Effect of intracellular Ca2+ chelation with the acetoxymethyl ester-derived form of bis(o-aminophenoxy)ethane-N,N,N,N',N'-tetraacetic acid on meiotic division and chromosomal segregation in mouse oocytes.

PURPOSE: Our purpose was to ascertain the effect of intracellular Ca2+ chelation on the chromosomal distribution and segregation of mouse oocytes during maturation in vitro. METHODS: Germinal vesicle oocytes were loaded with the acetoxymethyl ester-derived form of bis(o-aminophenoxy)-ethane-N,N,N',N'-tetraacetic acid (BAPTA-AM). Chromosomal distribution and segregation of control and BAPTA-AM-treated metaphase II (MII) oocytes were evaluated at 16 hr, and intracellular ATP content at 0, 1, and 16 hr after BAPTA-AM loading. RESULTS: BAPTA-AM treatment decreased (P < or = 0.05) the potential for in vitro maturation, increased (P < or = 0.0001) the percentage of oocytes displaying an abnormal distribution of metaphase II chromosomes in the meiosis II spindle and aneuploidy, and decreased (P < or = 0.005) the ATP content at 0, 1, and 16 hr of culture compared to the control groups. CONCLUSIONS: These findings raise some concern about any other condition/drug that may directly or indirectly decrease the intracellular Ca2+ concentration in human oocytes.

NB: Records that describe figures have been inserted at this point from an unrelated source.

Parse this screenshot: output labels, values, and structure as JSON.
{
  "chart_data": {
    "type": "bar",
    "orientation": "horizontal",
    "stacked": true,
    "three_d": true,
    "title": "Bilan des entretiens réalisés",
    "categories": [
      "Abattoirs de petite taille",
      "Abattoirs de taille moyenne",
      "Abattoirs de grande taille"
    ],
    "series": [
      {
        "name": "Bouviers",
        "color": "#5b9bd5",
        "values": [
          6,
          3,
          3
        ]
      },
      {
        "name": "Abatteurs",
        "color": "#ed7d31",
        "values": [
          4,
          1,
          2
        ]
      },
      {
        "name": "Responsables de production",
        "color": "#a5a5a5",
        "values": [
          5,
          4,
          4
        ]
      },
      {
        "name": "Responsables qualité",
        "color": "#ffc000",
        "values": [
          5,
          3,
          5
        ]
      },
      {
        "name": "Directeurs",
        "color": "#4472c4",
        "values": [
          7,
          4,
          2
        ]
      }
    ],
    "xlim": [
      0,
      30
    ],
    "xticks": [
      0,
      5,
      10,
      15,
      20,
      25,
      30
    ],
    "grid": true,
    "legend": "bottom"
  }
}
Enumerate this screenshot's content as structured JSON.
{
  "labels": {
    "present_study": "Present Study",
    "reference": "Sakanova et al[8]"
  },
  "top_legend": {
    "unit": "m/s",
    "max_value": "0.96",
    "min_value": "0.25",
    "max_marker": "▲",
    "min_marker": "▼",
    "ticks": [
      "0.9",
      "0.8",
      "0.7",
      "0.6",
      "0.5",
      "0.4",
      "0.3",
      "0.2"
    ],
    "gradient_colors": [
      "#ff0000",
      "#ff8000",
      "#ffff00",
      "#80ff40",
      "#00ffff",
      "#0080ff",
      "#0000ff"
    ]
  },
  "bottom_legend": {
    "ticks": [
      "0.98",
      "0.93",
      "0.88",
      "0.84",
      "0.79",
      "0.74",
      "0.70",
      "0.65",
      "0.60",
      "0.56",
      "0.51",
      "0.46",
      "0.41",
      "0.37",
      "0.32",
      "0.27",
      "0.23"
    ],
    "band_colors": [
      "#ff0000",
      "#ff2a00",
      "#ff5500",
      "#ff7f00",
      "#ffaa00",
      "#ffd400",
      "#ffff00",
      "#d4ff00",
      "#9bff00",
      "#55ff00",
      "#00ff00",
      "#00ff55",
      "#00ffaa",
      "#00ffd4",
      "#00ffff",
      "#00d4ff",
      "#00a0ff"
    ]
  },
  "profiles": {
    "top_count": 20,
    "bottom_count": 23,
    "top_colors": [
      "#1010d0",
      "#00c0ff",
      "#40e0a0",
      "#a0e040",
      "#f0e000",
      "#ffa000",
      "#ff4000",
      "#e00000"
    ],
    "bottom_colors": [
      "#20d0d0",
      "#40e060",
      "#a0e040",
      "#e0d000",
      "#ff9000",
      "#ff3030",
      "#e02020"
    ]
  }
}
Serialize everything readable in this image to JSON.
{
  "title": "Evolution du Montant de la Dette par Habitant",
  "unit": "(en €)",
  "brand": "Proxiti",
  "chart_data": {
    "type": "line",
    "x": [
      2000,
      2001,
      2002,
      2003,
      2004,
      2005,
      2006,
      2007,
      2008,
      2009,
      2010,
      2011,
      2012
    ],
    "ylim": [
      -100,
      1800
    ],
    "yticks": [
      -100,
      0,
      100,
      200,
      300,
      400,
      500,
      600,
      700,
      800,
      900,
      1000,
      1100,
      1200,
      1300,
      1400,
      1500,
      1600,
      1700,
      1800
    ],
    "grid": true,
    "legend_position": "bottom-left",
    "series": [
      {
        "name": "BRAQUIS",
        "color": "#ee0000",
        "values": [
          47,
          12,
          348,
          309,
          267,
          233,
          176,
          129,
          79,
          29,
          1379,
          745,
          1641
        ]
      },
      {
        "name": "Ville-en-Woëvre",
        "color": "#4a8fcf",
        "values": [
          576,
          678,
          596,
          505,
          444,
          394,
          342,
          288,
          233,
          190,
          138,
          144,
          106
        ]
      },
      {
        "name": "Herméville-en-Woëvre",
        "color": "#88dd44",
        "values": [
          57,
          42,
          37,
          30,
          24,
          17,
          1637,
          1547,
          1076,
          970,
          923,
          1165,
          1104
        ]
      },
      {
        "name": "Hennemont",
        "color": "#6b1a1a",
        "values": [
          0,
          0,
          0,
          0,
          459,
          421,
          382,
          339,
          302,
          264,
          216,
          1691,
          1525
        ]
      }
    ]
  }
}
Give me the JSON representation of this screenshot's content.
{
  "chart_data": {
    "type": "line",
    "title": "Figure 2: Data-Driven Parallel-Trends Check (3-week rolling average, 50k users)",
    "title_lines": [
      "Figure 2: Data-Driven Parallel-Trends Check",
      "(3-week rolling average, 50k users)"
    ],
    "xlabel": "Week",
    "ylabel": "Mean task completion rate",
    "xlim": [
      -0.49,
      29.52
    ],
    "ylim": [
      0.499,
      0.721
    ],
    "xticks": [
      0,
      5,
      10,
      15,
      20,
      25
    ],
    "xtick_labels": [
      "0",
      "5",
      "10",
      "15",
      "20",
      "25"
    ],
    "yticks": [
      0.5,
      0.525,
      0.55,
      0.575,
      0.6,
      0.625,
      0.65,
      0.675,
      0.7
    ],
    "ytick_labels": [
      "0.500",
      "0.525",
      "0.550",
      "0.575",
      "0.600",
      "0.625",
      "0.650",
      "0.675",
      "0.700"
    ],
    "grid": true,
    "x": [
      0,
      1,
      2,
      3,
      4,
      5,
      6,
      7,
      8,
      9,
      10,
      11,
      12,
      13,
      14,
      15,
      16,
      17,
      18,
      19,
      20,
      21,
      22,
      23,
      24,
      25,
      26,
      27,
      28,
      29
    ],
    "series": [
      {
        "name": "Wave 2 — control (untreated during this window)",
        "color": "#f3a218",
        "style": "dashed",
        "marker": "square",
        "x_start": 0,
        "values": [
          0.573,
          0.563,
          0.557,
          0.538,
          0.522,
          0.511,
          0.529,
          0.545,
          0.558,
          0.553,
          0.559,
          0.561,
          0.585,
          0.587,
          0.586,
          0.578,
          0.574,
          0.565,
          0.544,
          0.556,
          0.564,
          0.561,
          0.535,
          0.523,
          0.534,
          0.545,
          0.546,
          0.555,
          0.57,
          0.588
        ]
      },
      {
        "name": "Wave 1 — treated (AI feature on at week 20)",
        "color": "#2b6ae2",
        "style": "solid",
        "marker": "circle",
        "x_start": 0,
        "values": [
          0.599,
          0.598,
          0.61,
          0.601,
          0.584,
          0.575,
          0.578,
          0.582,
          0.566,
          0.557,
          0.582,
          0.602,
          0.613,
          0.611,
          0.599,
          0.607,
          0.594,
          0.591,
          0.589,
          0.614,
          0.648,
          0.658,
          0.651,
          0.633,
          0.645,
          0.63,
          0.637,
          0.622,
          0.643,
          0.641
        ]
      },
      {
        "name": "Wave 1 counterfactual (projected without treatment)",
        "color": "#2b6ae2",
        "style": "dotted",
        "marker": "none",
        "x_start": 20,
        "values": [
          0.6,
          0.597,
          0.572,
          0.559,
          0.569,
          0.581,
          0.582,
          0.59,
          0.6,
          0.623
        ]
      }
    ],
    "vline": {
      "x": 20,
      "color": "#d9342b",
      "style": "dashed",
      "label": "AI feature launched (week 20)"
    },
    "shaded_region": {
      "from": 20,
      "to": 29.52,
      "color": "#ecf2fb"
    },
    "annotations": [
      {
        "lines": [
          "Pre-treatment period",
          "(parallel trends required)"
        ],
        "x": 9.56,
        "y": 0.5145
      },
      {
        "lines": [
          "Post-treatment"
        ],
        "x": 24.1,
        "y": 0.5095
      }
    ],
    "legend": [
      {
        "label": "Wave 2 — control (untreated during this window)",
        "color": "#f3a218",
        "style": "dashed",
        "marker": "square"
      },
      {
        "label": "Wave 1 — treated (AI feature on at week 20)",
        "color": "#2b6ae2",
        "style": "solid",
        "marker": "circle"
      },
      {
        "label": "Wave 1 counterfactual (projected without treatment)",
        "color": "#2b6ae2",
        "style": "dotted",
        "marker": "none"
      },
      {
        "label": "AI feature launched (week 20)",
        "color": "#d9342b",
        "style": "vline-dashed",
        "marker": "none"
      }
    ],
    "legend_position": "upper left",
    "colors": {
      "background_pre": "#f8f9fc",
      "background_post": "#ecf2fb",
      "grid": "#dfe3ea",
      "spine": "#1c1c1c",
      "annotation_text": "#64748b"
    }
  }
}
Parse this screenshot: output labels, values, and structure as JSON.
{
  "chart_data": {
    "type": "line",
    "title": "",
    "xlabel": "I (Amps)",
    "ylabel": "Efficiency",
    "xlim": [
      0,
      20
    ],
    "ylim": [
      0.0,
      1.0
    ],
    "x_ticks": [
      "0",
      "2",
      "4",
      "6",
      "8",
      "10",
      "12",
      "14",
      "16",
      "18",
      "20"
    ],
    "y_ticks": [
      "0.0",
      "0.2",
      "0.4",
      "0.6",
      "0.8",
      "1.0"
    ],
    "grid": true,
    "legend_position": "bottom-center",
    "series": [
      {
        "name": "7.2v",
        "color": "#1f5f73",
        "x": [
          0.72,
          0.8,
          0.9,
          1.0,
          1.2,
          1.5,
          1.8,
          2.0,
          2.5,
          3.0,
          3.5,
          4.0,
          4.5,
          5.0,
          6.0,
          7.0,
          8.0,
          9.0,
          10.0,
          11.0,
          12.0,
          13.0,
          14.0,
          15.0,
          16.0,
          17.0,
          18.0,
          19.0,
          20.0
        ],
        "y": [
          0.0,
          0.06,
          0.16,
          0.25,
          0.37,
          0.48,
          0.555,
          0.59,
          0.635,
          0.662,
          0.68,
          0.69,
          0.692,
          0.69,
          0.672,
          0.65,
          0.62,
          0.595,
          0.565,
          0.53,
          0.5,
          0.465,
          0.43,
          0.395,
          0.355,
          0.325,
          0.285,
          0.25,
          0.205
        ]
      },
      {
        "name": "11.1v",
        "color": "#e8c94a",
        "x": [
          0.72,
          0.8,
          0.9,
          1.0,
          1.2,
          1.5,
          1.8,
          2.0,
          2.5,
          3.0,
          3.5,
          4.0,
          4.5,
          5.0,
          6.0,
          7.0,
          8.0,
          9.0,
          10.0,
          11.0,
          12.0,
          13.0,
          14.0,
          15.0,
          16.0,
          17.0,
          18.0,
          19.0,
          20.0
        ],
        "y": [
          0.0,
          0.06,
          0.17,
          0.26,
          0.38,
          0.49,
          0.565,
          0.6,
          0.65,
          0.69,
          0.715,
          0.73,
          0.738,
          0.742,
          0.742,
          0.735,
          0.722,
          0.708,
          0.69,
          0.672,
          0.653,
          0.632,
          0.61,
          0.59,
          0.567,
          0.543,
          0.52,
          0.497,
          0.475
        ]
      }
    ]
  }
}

Ascorbate-supplemented media in short-term cultures of human embryos.

The present study aimed to evaluate whether ascorbate, a reactive oxygen species (ROS) scavenger, can improve fertilization and development of human embryos in vitro when added to the simple salt solution human tubal fluid (HTF) or the complex tissue culture medium Ham's F-10, which contains iron and copper in its formulation. Human oocytes, spermatozoa and embryos from 83 infertile IVF couples were randomly allocated and cultured in the presence or absence of 62.5 microM ascorbate in HTF medium (39 couples) or Ham's F-10 medium (44 couples). No significant effect of ascorbate on fertilization, number of cells and embryo grade per embryo on days 2 and 3 after insemination, or percentage of embryos showing developmental block on day 3 (those embryos that were still at the 2-cell stage) was observed when data were analysed together or divided into several groups according to the cause of infertility, quality of semen sample used for insemination and women's age in either of the two media tested. Despite these results, a positive effect of ascorbate on fertilization and embryo development in vitro cannot be totally ruled out until the effects of other, non-physiological concentrations of ascorbate and longer-term embryo cultures (to the blastocyst stage) have been tested.